A magnetic tracking strip!

As she sat there mired in fear, the bastard, transmitting device in hand, was simply waiting for her to retrieve the Emerald Tablet from the Willard Hotel. The device would indicate exactly when she stepped foot in the hotel lobby. He could then follow her, forcibly take custody of the relic—and pull the trigger.

Fear now trumped by rage, Edie shoved herself upright, strode across the room and snatched the container of kimchi off the desk. Opening it, she smashed the magnetic strip into the fiery cabbage concoction, her nostrils twitching from the sudden burst of cayenne pepper. She then headed over to the window; a benefit of being on the third floor, the window actually opened.

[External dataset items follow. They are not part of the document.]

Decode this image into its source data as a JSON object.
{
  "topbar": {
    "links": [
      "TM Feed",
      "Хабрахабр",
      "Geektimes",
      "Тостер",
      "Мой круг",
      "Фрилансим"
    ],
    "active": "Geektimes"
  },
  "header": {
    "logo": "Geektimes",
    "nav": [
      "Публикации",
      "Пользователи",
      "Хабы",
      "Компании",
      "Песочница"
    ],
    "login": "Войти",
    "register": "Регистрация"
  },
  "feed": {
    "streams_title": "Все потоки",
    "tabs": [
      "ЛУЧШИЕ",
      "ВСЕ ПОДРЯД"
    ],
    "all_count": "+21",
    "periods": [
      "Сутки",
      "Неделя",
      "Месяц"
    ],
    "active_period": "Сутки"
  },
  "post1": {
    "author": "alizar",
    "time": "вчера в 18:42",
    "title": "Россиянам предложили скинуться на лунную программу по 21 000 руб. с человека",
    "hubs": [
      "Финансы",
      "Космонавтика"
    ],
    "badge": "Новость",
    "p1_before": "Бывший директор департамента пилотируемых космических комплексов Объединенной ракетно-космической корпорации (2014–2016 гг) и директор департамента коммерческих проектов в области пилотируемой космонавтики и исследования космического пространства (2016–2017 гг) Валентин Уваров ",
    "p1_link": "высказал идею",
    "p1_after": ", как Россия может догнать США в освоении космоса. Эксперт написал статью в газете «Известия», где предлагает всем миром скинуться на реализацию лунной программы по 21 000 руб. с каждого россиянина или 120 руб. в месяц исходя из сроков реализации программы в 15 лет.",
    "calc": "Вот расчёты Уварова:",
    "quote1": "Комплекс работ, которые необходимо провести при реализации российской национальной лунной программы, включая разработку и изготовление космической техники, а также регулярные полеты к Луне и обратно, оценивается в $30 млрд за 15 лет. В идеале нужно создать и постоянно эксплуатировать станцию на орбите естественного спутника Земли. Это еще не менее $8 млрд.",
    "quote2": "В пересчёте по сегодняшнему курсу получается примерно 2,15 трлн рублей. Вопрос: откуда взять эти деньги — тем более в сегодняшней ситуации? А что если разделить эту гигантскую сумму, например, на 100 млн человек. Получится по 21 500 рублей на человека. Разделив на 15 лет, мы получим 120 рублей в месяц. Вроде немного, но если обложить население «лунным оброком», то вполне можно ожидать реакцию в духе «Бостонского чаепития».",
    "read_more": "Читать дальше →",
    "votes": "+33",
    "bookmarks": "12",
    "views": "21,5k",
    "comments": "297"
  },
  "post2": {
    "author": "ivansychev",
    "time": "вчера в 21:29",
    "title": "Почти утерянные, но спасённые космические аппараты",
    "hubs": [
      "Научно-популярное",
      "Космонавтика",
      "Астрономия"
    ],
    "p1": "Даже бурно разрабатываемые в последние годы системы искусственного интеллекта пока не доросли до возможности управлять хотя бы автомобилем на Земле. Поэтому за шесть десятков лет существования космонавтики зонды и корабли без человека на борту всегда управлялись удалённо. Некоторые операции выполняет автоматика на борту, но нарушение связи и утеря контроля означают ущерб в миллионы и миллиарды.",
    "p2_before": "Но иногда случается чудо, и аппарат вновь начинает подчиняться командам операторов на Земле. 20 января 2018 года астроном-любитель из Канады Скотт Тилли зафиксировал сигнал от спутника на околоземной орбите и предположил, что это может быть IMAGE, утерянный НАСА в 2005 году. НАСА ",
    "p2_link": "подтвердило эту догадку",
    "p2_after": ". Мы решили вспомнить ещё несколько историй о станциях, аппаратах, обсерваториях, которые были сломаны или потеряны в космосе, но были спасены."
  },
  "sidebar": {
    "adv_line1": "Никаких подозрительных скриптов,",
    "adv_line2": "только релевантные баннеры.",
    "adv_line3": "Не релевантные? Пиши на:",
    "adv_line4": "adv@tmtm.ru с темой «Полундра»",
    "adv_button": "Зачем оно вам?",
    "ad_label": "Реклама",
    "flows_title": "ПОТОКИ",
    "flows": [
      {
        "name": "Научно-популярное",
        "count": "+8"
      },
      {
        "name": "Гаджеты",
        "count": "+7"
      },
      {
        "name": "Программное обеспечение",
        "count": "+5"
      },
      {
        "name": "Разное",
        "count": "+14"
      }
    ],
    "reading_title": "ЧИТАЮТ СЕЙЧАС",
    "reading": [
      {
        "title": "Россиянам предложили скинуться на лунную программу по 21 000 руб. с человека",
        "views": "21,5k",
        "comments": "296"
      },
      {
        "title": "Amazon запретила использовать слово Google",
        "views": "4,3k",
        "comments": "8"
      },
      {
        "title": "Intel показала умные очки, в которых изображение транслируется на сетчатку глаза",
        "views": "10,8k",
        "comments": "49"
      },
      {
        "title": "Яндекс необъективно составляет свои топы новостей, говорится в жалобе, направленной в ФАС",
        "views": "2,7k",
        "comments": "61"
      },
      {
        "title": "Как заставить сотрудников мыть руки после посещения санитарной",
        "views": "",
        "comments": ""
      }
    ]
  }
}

For nearly five minutes, she stood at the ready, container in hand. A white pickup truck stopped for a red light directly beneath the window. The rap music blaring from the truck’s sound system meant—

Taking aim, Edie tossed the food carton.

The driver didn’t hear the thump in the truck bed when the kimchi plopped all over ribbed cargo space.

Mission accomplished, she walked over and grabbed the discarded cell phone off the floor. She set it on the nightstand. Rage a clarifying antidote for fear, she began to devise a plan of action.

Not having a weapon was most definitely a handicap.

No! That wasn’t true. Granted her weapon didn’t come with round-nosed bullets, but it was deadly.

Edie mirthlessly smiled.

The devil may have demanded a dance, but she would pick the tune.